Navigating the Public Domain

The concept of public domain is not well understood. One common misconception is that accessibility equals public domain. “It’s on the internet, so it’s in the public domain.”


A work in the public domain is one that is not protected by copyright, trademark, or patent laws and therefore can be used or adapted without permission. Conversely, much of the content on the internet is protected by copyright and cannot be used or adapted without permission.

The usual process by which works enter the public domain is upon expiration of their copyright period. In the United States, copyright expiration hasn’t happened for many years because of two pieces of federal legislation.

The Copyright Act of 1976 extended copyright protection to 75 years from publication, and then in 1998, the Sonny Bono Copyright Term Extension Act added another 20 years to the term of copyright. Those two laws created a 95-year copyright term.

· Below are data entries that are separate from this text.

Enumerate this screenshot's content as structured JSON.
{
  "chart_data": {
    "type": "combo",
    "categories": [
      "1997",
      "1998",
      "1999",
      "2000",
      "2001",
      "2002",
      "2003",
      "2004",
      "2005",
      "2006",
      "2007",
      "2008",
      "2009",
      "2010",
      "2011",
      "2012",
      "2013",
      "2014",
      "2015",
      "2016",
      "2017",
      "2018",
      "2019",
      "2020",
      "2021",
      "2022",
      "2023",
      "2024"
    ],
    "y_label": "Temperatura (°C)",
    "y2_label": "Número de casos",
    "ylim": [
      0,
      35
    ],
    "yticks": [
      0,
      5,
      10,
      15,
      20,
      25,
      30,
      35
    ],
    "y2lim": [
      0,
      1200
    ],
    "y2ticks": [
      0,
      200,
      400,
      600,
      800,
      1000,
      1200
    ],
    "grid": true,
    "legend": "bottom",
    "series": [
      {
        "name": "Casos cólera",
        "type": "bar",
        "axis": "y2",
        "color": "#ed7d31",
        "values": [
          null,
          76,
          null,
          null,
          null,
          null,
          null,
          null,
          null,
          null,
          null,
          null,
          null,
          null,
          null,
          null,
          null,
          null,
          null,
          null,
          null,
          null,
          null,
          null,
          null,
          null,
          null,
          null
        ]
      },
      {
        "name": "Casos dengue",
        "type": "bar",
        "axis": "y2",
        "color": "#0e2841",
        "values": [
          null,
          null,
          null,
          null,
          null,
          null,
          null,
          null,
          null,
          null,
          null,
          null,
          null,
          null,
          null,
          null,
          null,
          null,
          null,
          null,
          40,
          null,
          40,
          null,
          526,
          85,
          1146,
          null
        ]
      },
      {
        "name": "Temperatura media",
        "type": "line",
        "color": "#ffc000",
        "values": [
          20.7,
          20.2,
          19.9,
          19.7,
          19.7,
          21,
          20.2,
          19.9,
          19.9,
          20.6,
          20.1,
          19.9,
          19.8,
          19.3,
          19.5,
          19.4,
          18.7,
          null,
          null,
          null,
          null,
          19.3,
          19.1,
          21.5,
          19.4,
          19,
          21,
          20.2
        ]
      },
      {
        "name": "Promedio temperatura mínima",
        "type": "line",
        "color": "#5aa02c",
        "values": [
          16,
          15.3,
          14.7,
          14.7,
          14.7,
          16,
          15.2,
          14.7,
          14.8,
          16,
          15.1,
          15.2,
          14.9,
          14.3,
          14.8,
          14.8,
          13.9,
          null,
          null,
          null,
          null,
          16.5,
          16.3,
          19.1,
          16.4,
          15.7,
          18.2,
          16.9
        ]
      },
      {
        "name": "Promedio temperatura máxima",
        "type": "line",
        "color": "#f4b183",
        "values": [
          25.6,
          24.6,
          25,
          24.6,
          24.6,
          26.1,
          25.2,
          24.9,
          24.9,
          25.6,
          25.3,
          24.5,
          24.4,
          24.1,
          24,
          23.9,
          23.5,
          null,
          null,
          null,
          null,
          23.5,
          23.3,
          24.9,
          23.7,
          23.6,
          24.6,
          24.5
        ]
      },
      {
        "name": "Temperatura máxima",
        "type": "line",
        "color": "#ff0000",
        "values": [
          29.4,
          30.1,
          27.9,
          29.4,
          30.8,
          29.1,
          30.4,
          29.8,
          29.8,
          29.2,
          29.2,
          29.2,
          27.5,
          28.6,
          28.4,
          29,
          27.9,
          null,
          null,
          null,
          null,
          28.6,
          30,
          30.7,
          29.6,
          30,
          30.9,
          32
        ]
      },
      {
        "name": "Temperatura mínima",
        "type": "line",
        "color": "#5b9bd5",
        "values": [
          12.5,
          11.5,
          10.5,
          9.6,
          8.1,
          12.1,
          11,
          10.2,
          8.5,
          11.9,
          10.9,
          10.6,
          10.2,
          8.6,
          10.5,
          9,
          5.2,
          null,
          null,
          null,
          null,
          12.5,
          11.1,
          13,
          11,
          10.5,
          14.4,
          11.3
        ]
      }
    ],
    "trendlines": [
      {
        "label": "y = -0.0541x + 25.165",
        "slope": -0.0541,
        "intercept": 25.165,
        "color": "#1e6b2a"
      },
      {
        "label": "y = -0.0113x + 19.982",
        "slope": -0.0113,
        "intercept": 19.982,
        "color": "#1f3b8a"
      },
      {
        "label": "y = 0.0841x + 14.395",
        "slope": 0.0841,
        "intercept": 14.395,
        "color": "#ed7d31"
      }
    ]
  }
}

On January 1, 2019, for the first time since the Sonny Bono Act took effect, thousands of works from 1923—books, poems, films, music—entered the public domain. The catalog of literary works reads like an English 101 who’s who: Willa Cather, Joseph Conrad, e. e. cummings, Robert Frost, Aldous Huxley, Rudyard Kipling, Ring Lardner, Edna St. Vincent Millay, Virginia Woolf, and many more.

The Center for the Study of Public Domain at Duke University  provides a good overview of what public domain is and how the accessibility of works has been impacted by US legislation.

While the 2019 public domain release will have little effect on the world of scholarly publishing, a clear understanding of public domain is extremely important for anyone who is writing and publishing papers.

And if you want to include a passage from Edgar Rice Burroughs’s Tarzan and the Golden Lion in your next paper, you won’t need to ask anyone’s permission to do so.